То, что наша любимая Латвия находится нынче в очень глубокой… яме, будет отрицать либо какой-нибудь совсем уж жизнерадостный идиот, либо штатный пропагандист власти. Впрочем, ввиду приближающихся выборов даже оптимистичных пропагандистов становится все меньше, поскольку электорату больше по душе обличительные истерики в духе «кто довел Родину до обуха?!», нежели жизнерадостные присказки «все у нас хорошо, а скоро будет еще лучше».
Танцы на палубе тонущего корабля
То есть, почти все понимают, что в стране плохо, но не все осознают – Не все могут также отдать себе отчет, в чем коренятся истоки столь печальной ситуации. Соответственно, данный материал призван внести некоторые немаловажные нюансы в процесс осознания элементарного факта: где мы сейчас находимся и почему.
Проще всего, конечно, с вопросом – где? В невероятно далеком, с позиций сегодняшнего дня, 1980-м году в Латвии родилось 35 534 ребёнка – и то, этот показатель был признан катастрофично низким. Государство бросилось налаживать рождаемость и в 1987-м году в Латвии родилось уже 42 135 детей. В прошлом же, 2010 году, республику осчастливили своим появлением только 19 236 детей. То есть, экономические трудности у нас уже начинают совмещаться с демографическими бедами. К 2020-ым годам во всей красе скажутся физическое вымирание латвийцев и падение их качества в чисто биологическом смысле этого слова. К тому времени придет пора тех, кто родился в 1990-х годах. Именно это поколение должно будет трудиться, поднимать экономику, рожать детей и содержать пенсионеров в 2020-е.Но детей у латвийцев в 1990-е рождалось до ужаса мало, множество отпрысков этого поколения просто погибли или стали неполноценными из-за повального пьянства и наркотиков. Состояние же их здоровья вызывает у врачей ужас.
Масса людей более старшего поколения умерла от стрессов, недостатка денег на лечение, некачественного спирта и т.д. Огромное количество молодежи на поиски счастья уезжает и еще уедет в другие страны. И вот это больное и малочисленное поколение должно будет тащить на себе республику. Понятное дело, что оно надорвется, детей родит очень мало, закладывая еще более страшный демографический провал 2030-2040 годов. Ну и кто, интересно, будет кормить пенсионеров – даже тех, которые сумеют дожить до постоянно подымаемого пенсионного возраста?
А ведь уже сейчас, по результатам истекшей переписи, выяснилось, что в стране проживает, в лучшем случае, 1,9 млн. человек. То есть, двадцать лет «свободы и демократии» обошлись Латвии примерно в 700 000 тысяч человек, т.е., население целой Риги – именно на это количество снизилась численность ее населения.

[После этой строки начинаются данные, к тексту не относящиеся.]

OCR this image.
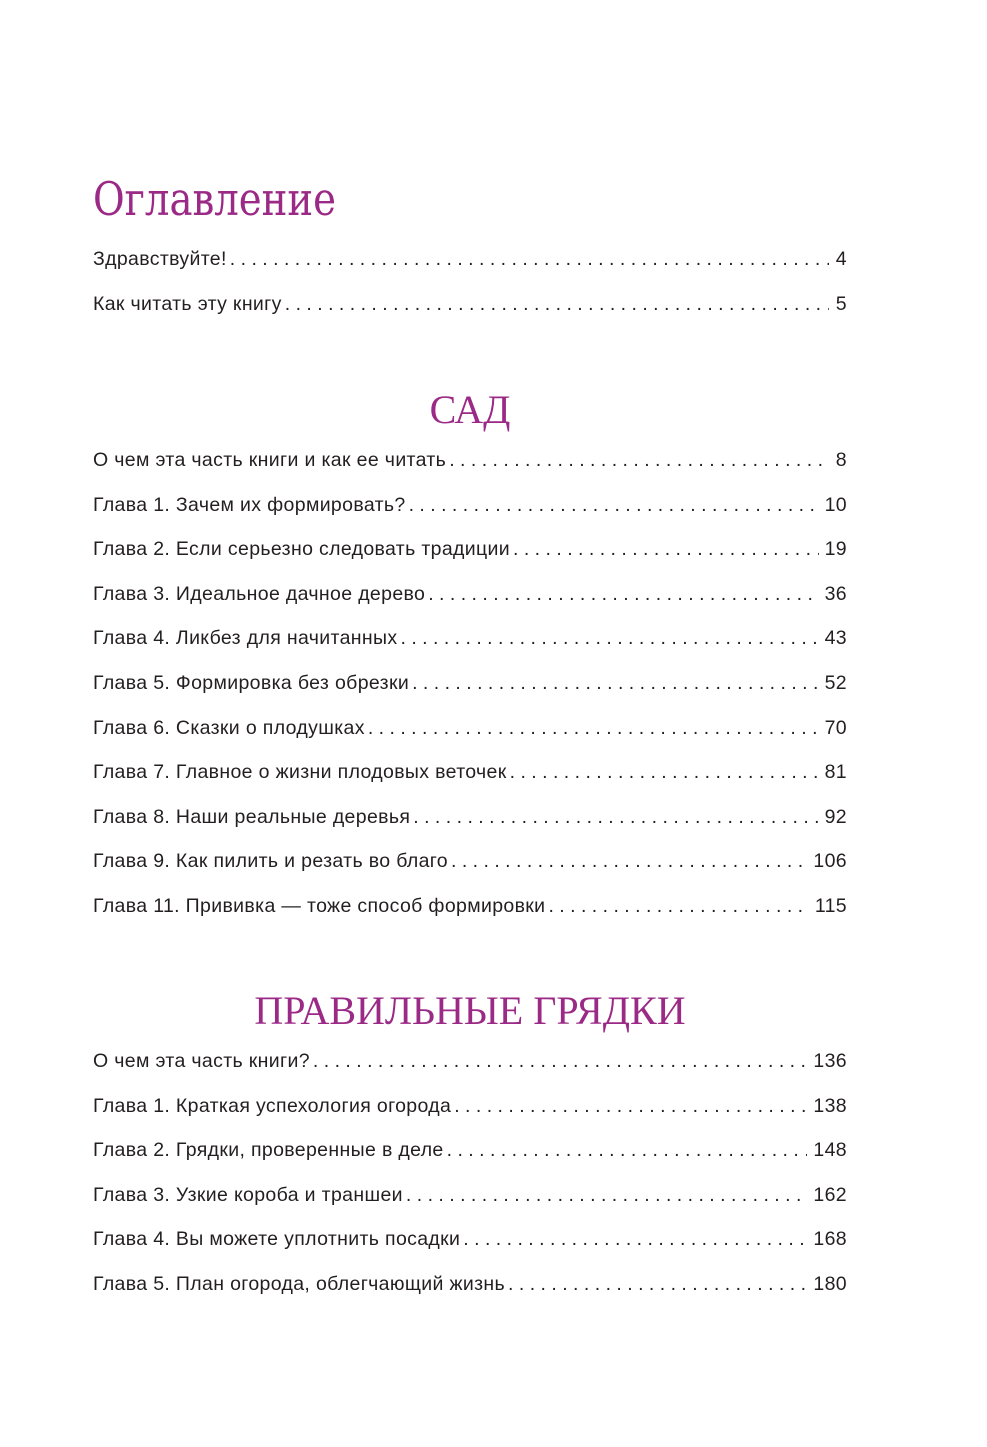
Оглавление
Здравствуйте! . . .	4
Как читать эту книгу . . .	5
САД
О чем эта часть книги и как ее читать . . .	8
Глава 1. Зачем их формировать? . . .	10
Глава 2. Если серьезно следовать традиции . . .	19
Глава 3. Идеальное дачное дерево . . .	36
Глава 4. Ликбез для начитанных . . .	43
Глава 5. Формировка без обрезки . . .	52
Глава 6. Сказки о плодушках . . .	70
Глава 7. Главное о жизни плодовых веточек . . .	81
Глава 8. Наши реальные деревья . . .	92
Глава 9. Как пилить и резать во благо . . .	106
Глава 11. Прививка — тоже способ формировки . . .	115
ПРАВИЛЬНЫЕ ГРЯДКИ
О чем эта часть книги? . . .	136
Глава 1. Краткая успехология огорода . . .	138
Глава 2. Грядки, проверенные в деле . . .	148
Глава 3. Узкие короба и траншеи . . .	162
Глава 4. Вы можете уплотнить посадки . . .	168
Глава 5. План огорода, облегчающий жизнь . . .	180
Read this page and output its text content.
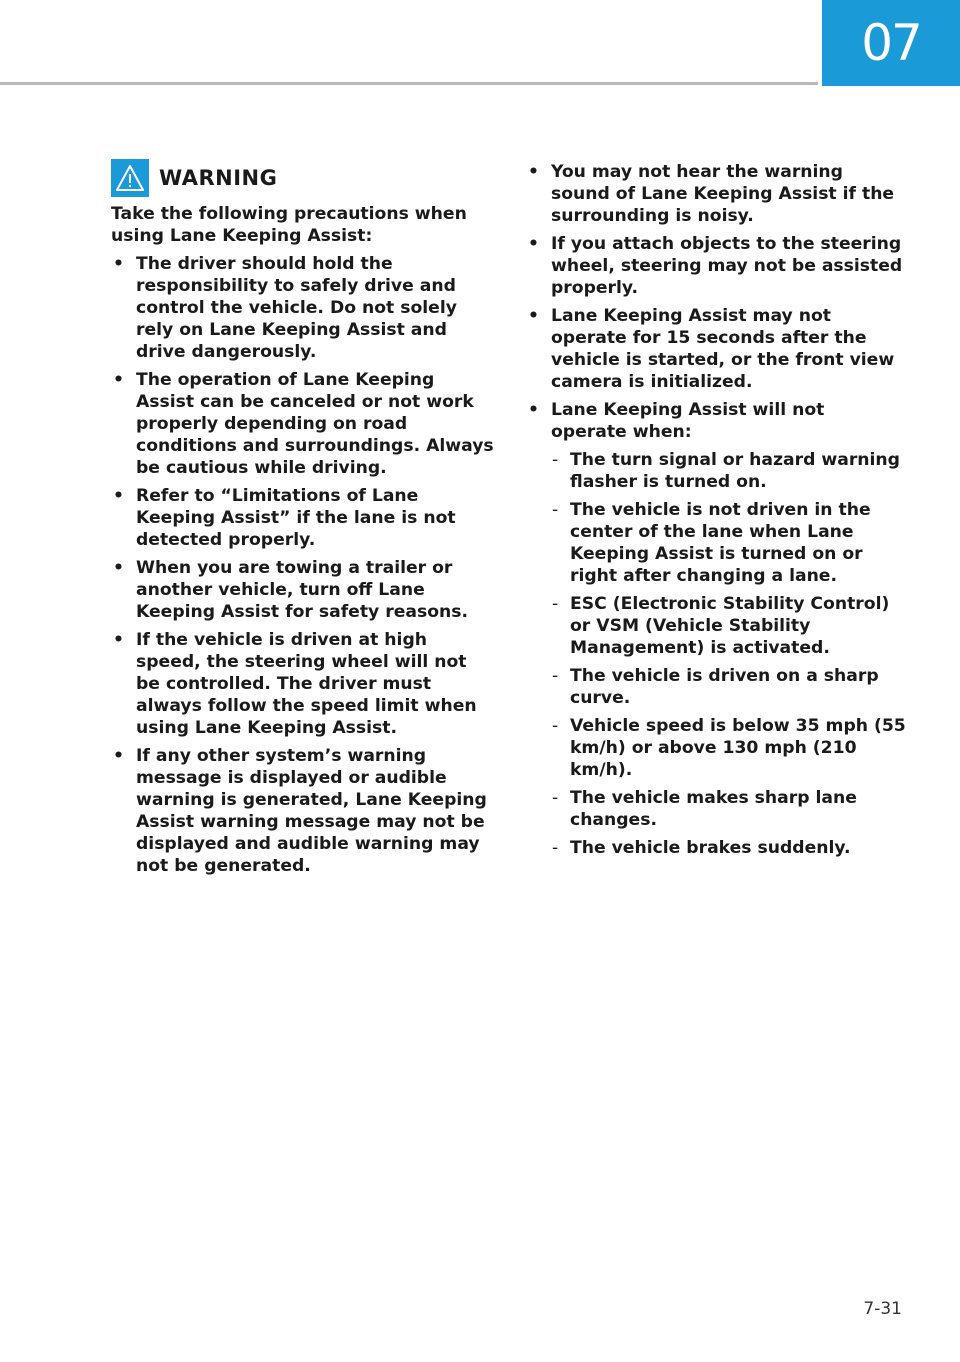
07
WARNING
Take the following precautions when using Lane Keeping Assist:
• The driver should hold the responsibility to safely drive and control the vehicle. Do not solely rely on Lane Keeping Assist and drive dangerously.
• The operation of Lane Keeping Assist can be canceled or not work properly depending on road conditions and surroundings. Always be cautious while driving.
• Refer to “Limitations of Lane Keeping Assist” if the lane is not detected properly.
• When you are towing a trailer or another vehicle, turn off Lane Keeping Assist for safety reasons.
• If the vehicle is driven at high speed, the steering wheel will not be controlled. The driver must always follow the speed limit when using Lane Keeping Assist.
• If any other system’s warning message is displayed or audible warning is generated, Lane Keeping Assist warning message may not be displayed and audible warning may not be generated.
• You may not hear the warning sound of Lane Keeping Assist if the surrounding is noisy.
• If you attach objects to the steering wheel, steering may not be assisted properly.
• Lane Keeping Assist may not operate for 15 seconds after the vehicle is started, or the front view camera is initialized.
• Lane Keeping Assist will not operate when:
- The turn signal or hazard warning flasher is turned on.
- The vehicle is not driven in the center of the lane when Lane Keeping Assist is turned on or right after changing a lane.
- ESC (Electronic Stability Control) or VSM (Vehicle Stability Management) is activated.
- The vehicle is driven on a sharp curve.
- Vehicle speed is below 35 mph (55 km/h) or above 130 mph (210 km/h).
- The vehicle makes sharp lane changes.
- The vehicle brakes suddenly.
7-31
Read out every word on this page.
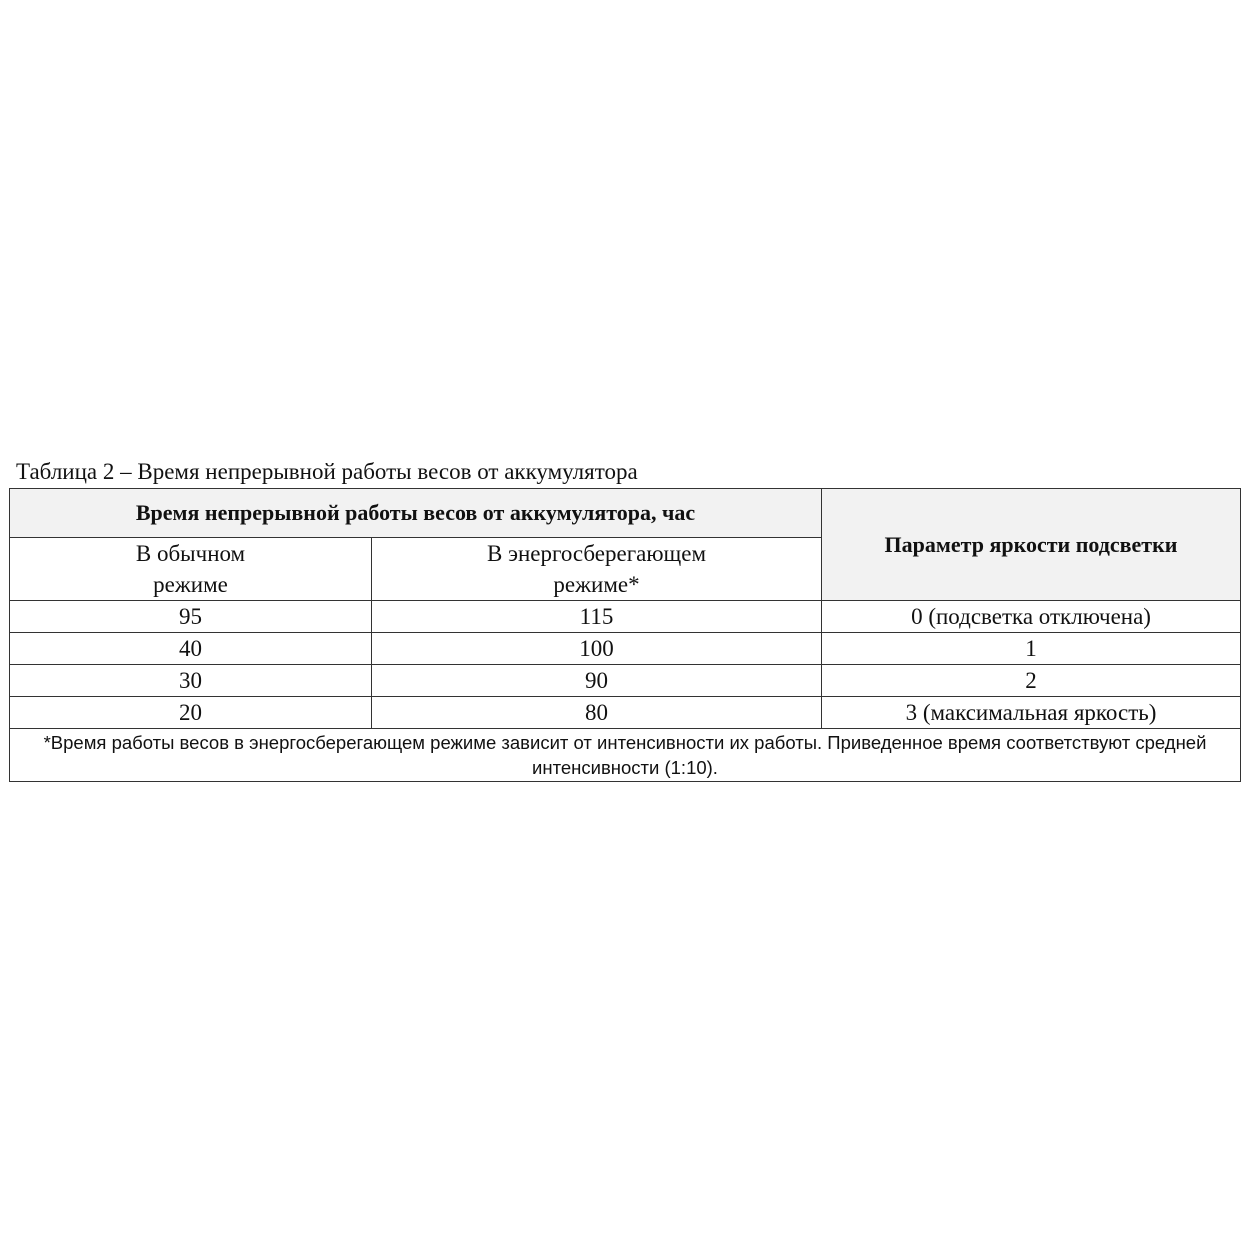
Таблица 2 – Время непрерывной работы весов от аккумулятора
Время непрерывной работы весов от аккумулятора, час		Параметр яркости подсветки
В обычном режиме	В энергосберегающем режиме*	
95	115	0 (подсветка отключена)
40	100	1
30	90	2
20	80	3 (максимальная яркость)
*Время работы весов в энергосберегающем режиме зависит от интенсивности их работы. Приведенное время соответствуют средней интенсивности (1:10).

Потери, понесенные республикой в ходе второй мировой войны, оказались значительно меньшими, чем данный «самогеноцид». Характерно, что еще десять лет назад в Латвии проживало 2,38 млн. жителей – то есть, процесс обезлюживания идет обвальными темпами и еще только набирает обороты.
Катастрофе демографической соответствует крах экономический. В 1988 году промышленность Латвии произвела: радиоприёмников – 1567 тысяч, автобусов – 17 тысяч, магнитофонов – 100 тысяч, доильных установок – 22 тысячи, стиральных машин – 570 тысяч, бумаги – 107 тысяч тонн, мопедов – 175 тысяч, роялей и пианино – 2500, промышленных роботов – 2546, телефонов – 2,82 миллиона, пассажирских вагонов – 539, дизелей – 6200, полупроводниковых микросхем и приборов – 80 миллионов, целлюлозы – 35 тысяч тонн. Государство на свое содержание и управление расходовало лишь 8,6% ВВП. А население на жилье, отопление и коммунальные платежи вносило 2,5% своих доходов – в пять раз меньше, чем на табак и алкоголь. Зато на дотирование сельскохозяйственных цен и жилья государство из бюджета расходовало в год: 861 миллион рублей (3 миллиарда сегодняшних латов) на с/х цены, и 148,2 миллиона рублей (500 миллионов латов) на жилье. (Тот 1 рубль = 3-3,5 сегодняшних лата). Удивленная молодежь узнает, что в то время у Латвии была совершенно европейская структура производства, вполне среднеевропейские показатели, много высокотехнологической продукции. И много денег на своё социальное развитие и поддержку сельского хозяйства. Тогда же в республике имелось свыше 350 крупных промышленных предприятий с соответствующей инфраструктурой. Заводы и фабрики активно работали, наполняя бюджет, который был в два с половиной раза больше сегодняшнего. К тому же, тогдашний бюджет, в отличие от нынешнего, не требовалось сокращать – его профицит составлял 5,8%.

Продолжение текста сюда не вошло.